Visualizing Marketing Recommendations

# Sample data for marketing recommendations
marketing_recommendations = {
    'product_id': ['5678', '1234', '6789'],
    'sales': [150, 200, 180],
    'inventory': [800, 850, 780]
}
marketing_recommendations_df = pd.DataFrame(marketing_recommendations)
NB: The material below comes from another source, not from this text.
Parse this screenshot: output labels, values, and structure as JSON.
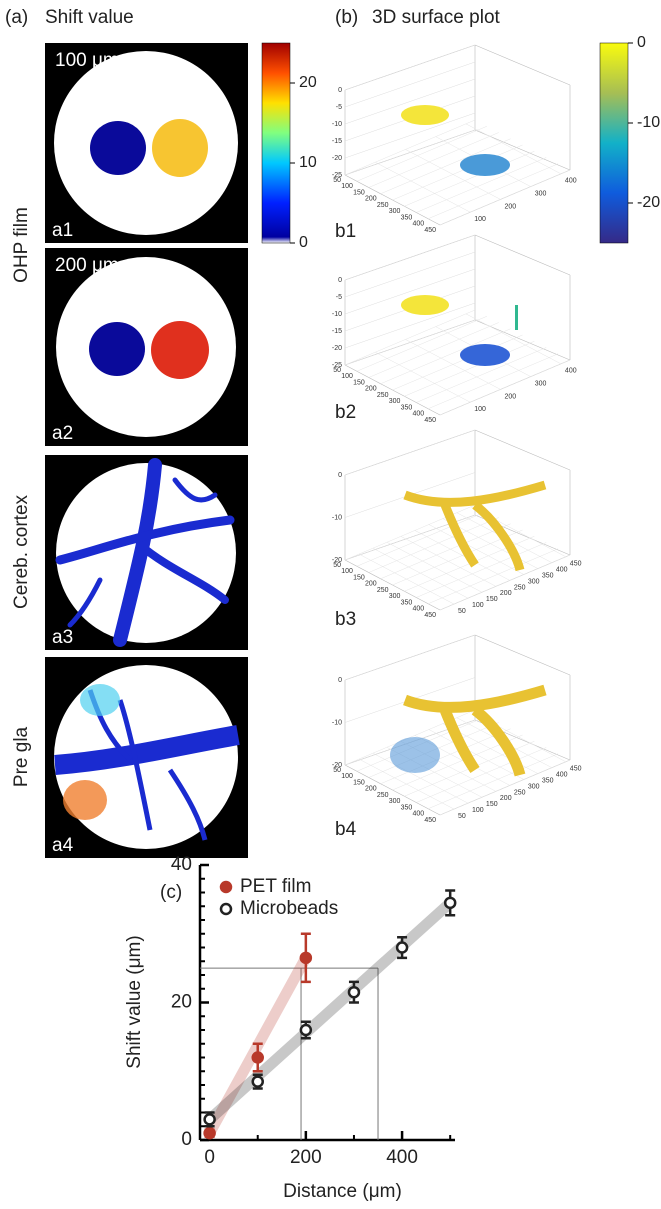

# Plotting marketing recommendations
fig, ax = plt.subplots(1, 2, figsize=(14, 6))

# Bar plot for sales
ax[0].bar(marketing_recommendations_df['product_id'], marketing_recommendations_df['sales'], color='orange')
ax[0].set_xlabel('Product ID')
ax[0].set_ylabel('Sales')
ax[0].set_title('Sales of Target Products')

# Bar plot for inventory
ax[1].bar(marketing_recommendations_df['product_id'], marketing_recommendations_df['inventory'], color='teal')
ax[1].set_xlabel('Product ID')
ax[1].set_ylabel('Inventory')
ax[1].set_title('Inventory of Target Products')

plt.tight_layout()
plt.show()
Visualizing Marketing Recommendations

Here’s the visualization of the marketing recommendations:

  • Left Plot (Sales of Target Products): This bar chart shows the sales volumes for each of the target products identified for marketing efforts. The products are represented by their IDs, and the height of each bar corresponds to the sales volume.
  • Right Plot (Inventory of Target Products): This bar chart shows the inventory levels for the same set of target products. The height of each bar corresponds to the inventory level.